For the many employers that did not make the cut, this means waiting until next year to try again. Waiting until October 2016 to hire foreign workers is not only burdensome, but often times impossible for many employers. Fortunately, there may be some alternatives. The following are some additional visa options that might be available for employers and their prospective foreign national workers who missed out on this year’s H-1B:

  • L-1 Intracompany Transferee: The L-1 visa is for employees of multinational corporations who wish to come to the U.S. to work for a U.S. parent, branch, or subsidiary corporation. In order to obtain an L-1 visa, the employee must either be coming to the U.S. in a managerial or executive capacity or have specialized knowledge about the company. The employee must also have worked abroad for the employer corporation continuously for one year out of the past three years prior to coming to the U.S.
  • E-1/E-2 Treaty Trader/Investor: The E-1 and E-2 categories are for treaty traders and investors, respectively. The E visa is only available to nationals of countries that have commercial treaties with the United States and are engaged in “substantial trade” between the U.S. and home country.
  • E-3 Australian Specialty Worker: The E-3 is very similar to the H-1B. The E-3 is available to Australian nationals only.

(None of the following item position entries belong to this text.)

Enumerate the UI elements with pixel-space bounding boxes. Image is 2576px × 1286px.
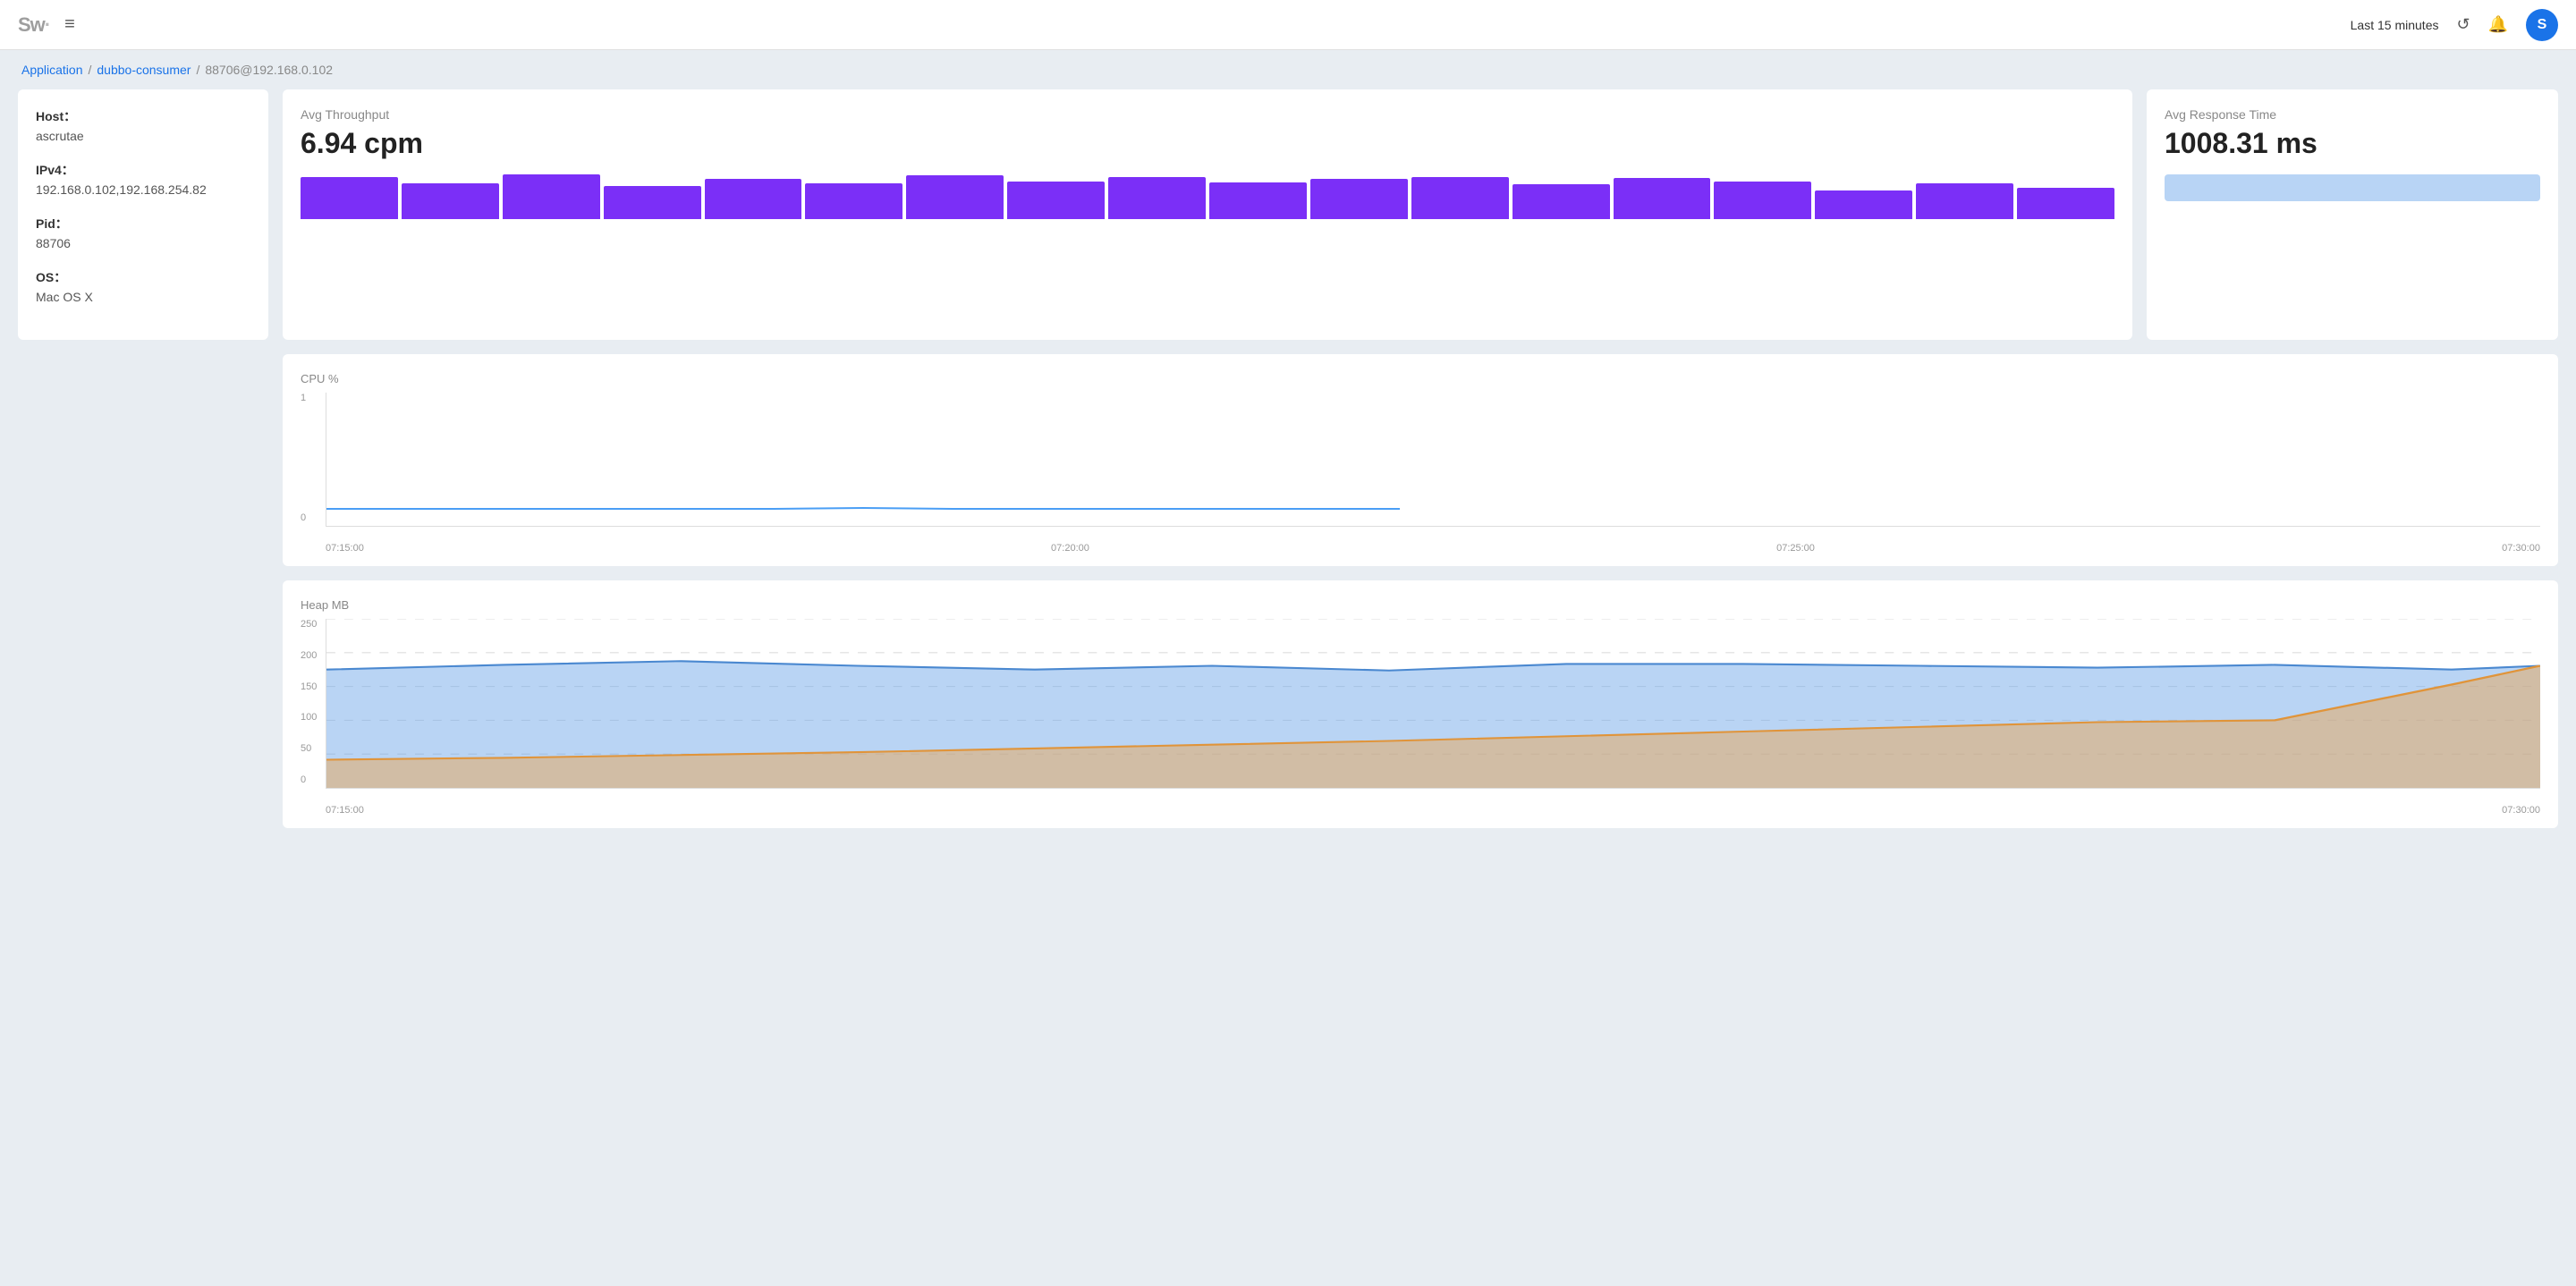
- throughput-bar: [1411, 177, 1509, 219]
- logo-dot: ·: [45, 13, 50, 36]
- breadcrumb: Application / dubbo-consumer / 88706@192…: [0, 50, 2576, 89]
- pid-value: 88706: [36, 236, 250, 250]
- cpu-x-4: 07:30:00: [2502, 543, 2540, 554]
- throughput-bars: [301, 174, 2114, 219]
- throughput-bar: [402, 183, 499, 219]
- throughput-bar: [2017, 188, 2114, 219]
- heap-x-end: 07:30:00: [2502, 805, 2540, 816]
- heap-chart-card: Heap MB 250 200 150 100 50 0: [283, 580, 2558, 828]
- throughput-bar: [1310, 179, 1408, 219]
- logo[interactable]: Sw·: [18, 13, 50, 37]
- cpu-y-max: 1: [301, 393, 306, 403]
- heap-y-200: 200: [301, 650, 317, 661]
- throughput-bar: [1916, 183, 2013, 219]
- response-time-title: Avg Response Time: [2165, 107, 2540, 122]
- cpu-chart-title: CPU %: [301, 372, 2540, 385]
- header-right: Last 15 minutes ↺ 🔔 S: [2351, 9, 2558, 41]
- cpu-y-labels: 1 0: [301, 393, 306, 527]
- throughput-bar: [1108, 177, 1206, 219]
- throughput-bar: [503, 174, 600, 219]
- header: Sw· ≡ Last 15 minutes ↺ 🔔 S: [0, 0, 2576, 50]
- throughput-bar: [1007, 182, 1105, 219]
- response-time-bar: [2165, 174, 2540, 201]
- throughput-bar: [1513, 184, 1610, 219]
- throughput-bar: [604, 186, 701, 219]
- response-time-value: 1008.31 ms: [2165, 127, 2540, 160]
- ipv4-label: IPv4：: [36, 161, 250, 179]
- main-content: Host： ascrutae IPv4： 192.168.0.102,192.1…: [0, 89, 2576, 846]
- throughput-bar: [1209, 182, 1307, 219]
- breadcrumb-pid: 88706@192.168.0.102: [205, 63, 333, 77]
- throughput-bar: [1815, 190, 1912, 219]
- host-value: ascrutae: [36, 129, 250, 143]
- pid-label: Pid：: [36, 215, 250, 233]
- heap-y-50: 50: [301, 743, 317, 754]
- cpu-x-2: 07:20:00: [1051, 543, 1089, 554]
- heap-x-start: 07:15:00: [326, 805, 364, 816]
- os-label: OS：: [36, 268, 250, 286]
- heap-y-100: 100: [301, 712, 317, 723]
- heap-chart-title: Heap MB: [301, 598, 2540, 612]
- throughput-bar: [1614, 178, 1711, 219]
- heap-chart: 250 200 150 100 50 0: [301, 619, 2540, 816]
- os-item: OS： Mac OS X: [36, 268, 250, 304]
- throughput-bar: [301, 177, 398, 219]
- os-value: Mac OS X: [36, 290, 250, 304]
- throughput-card: Avg Throughput 6.94 cpm: [283, 89, 2132, 340]
- cpu-chart-area: [326, 393, 2540, 527]
- pid-item: Pid： 88706: [36, 215, 250, 250]
- heap-x-labels: 07:15:00 07:30:00: [326, 805, 2540, 816]
- cpu-x-1: 07:15:00: [326, 543, 364, 554]
- host-label: Host：: [36, 107, 250, 125]
- breadcrumb-sep2: /: [196, 63, 199, 77]
- throughput-bar: [805, 183, 902, 219]
- throughput-value: 6.94 cpm: [301, 127, 2114, 160]
- heap-chart-area: [326, 619, 2540, 789]
- heap-y-250: 250: [301, 619, 317, 630]
- time-range-label: Last 15 minutes: [2351, 18, 2439, 32]
- cpu-x-3: 07:25:00: [1776, 543, 1815, 554]
- cpu-chart: 1 0 07:15:00 07:20:00 07:25:00 07:30:00: [301, 393, 2540, 554]
- bell-icon[interactable]: 🔔: [2488, 15, 2508, 34]
- refresh-icon[interactable]: ↺: [2456, 15, 2470, 34]
- heap-y-150: 150: [301, 681, 317, 692]
- ipv4-value: 192.168.0.102,192.168.254.82: [36, 182, 250, 197]
- heap-y-labels: 250 200 150 100 50 0: [301, 619, 317, 789]
- bottom-row: CPU % 1 0 07:15:00 07:20:00: [18, 354, 2558, 828]
- throughput-bar: [1714, 182, 1811, 219]
- heap-chart-svg: [326, 619, 2540, 788]
- avatar[interactable]: S: [2526, 9, 2558, 41]
- cpu-chart-card: CPU % 1 0 07:15:00 07:20:00: [283, 354, 2558, 566]
- menu-icon[interactable]: ≡: [64, 14, 75, 35]
- cpu-chart-svg: [326, 393, 2540, 526]
- host-item: Host： ascrutae: [36, 107, 250, 143]
- response-time-card: Avg Response Time 1008.31 ms: [2147, 89, 2558, 340]
- heap-y-0: 0: [301, 774, 317, 785]
- breadcrumb-sep1: /: [89, 63, 92, 77]
- throughput-bar: [906, 175, 1004, 219]
- ipv4-item: IPv4： 192.168.0.102,192.168.254.82: [36, 161, 250, 197]
- breadcrumb-instance[interactable]: dubbo-consumer: [97, 63, 191, 77]
- throughput-title: Avg Throughput: [301, 107, 2114, 122]
- cpu-y-min: 0: [301, 512, 306, 523]
- top-row: Host： ascrutae IPv4： 192.168.0.102,192.1…: [18, 89, 2558, 340]
- info-card: Host： ascrutae IPv4： 192.168.0.102,192.1…: [18, 89, 268, 340]
- header-left: Sw· ≡: [18, 13, 75, 37]
- logo-sw: Sw: [18, 13, 45, 36]
- charts-column: CPU % 1 0 07:15:00 07:20:00: [283, 354, 2558, 828]
- throughput-bar: [705, 179, 802, 219]
- breadcrumb-app[interactable]: Application: [21, 63, 83, 77]
- cpu-x-labels: 07:15:00 07:20:00 07:25:00 07:30:00: [326, 543, 2540, 554]
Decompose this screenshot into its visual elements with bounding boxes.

  • TN Professionals: This option is available exclusively to professionals from Canada and Mexico who will be working in specific occupations, listed in Appendix 1603.D.1 of the North American Free Trade Agreement (NAFTA).
  • H-1B1 Visa for Singaporean or Chilean Citizens: The H-1B1 is very similar to the H-1B, but it is not subject to the 65,000 cap for general-category or the 20,000 cap under the advanced degree exemption. Instead, 1,400 H-1B1 visa are available for Chileans, while 5,400 are set aside for Singaporean nationals.
  • O-1 Visa:  This option is for individuals who have extraordinary abilities in certain fields, as evidenced by meeting a set number of regulatory criteria.  This is a very high standard to meet and the O-1 visa is appropriate only for individuals who have garnered very significant accomplishments in their field.
  • OPT STEM Extension: Certain students in OPT status are eligible for an additional 17-month OPT extension if they have received a degree included in the STEM Designated Degree Program List and they will be working for an employer enrolled in E-Verify.
  • J-1 Visa: This visa is appropriate for work or training in the U.S. for certain occupations.  Note that certain individuals in J-1 status become subject to a two-year home residency requirement before they may subsequently obtain H-1B status or permanent residence.
  • Permanent Immigration Options: There may also be options for employers to offer permanent positions to foreign workers under one of the employment-based categories. Immigrant petitions do typically take much longer than nonimmigrant petitions, though they present a viable option for many employers.

Although not all H-1B eligible employees fit into one of the visa categories above, these alternative visas often prove to be good back-up options for employers and their foreign national workers.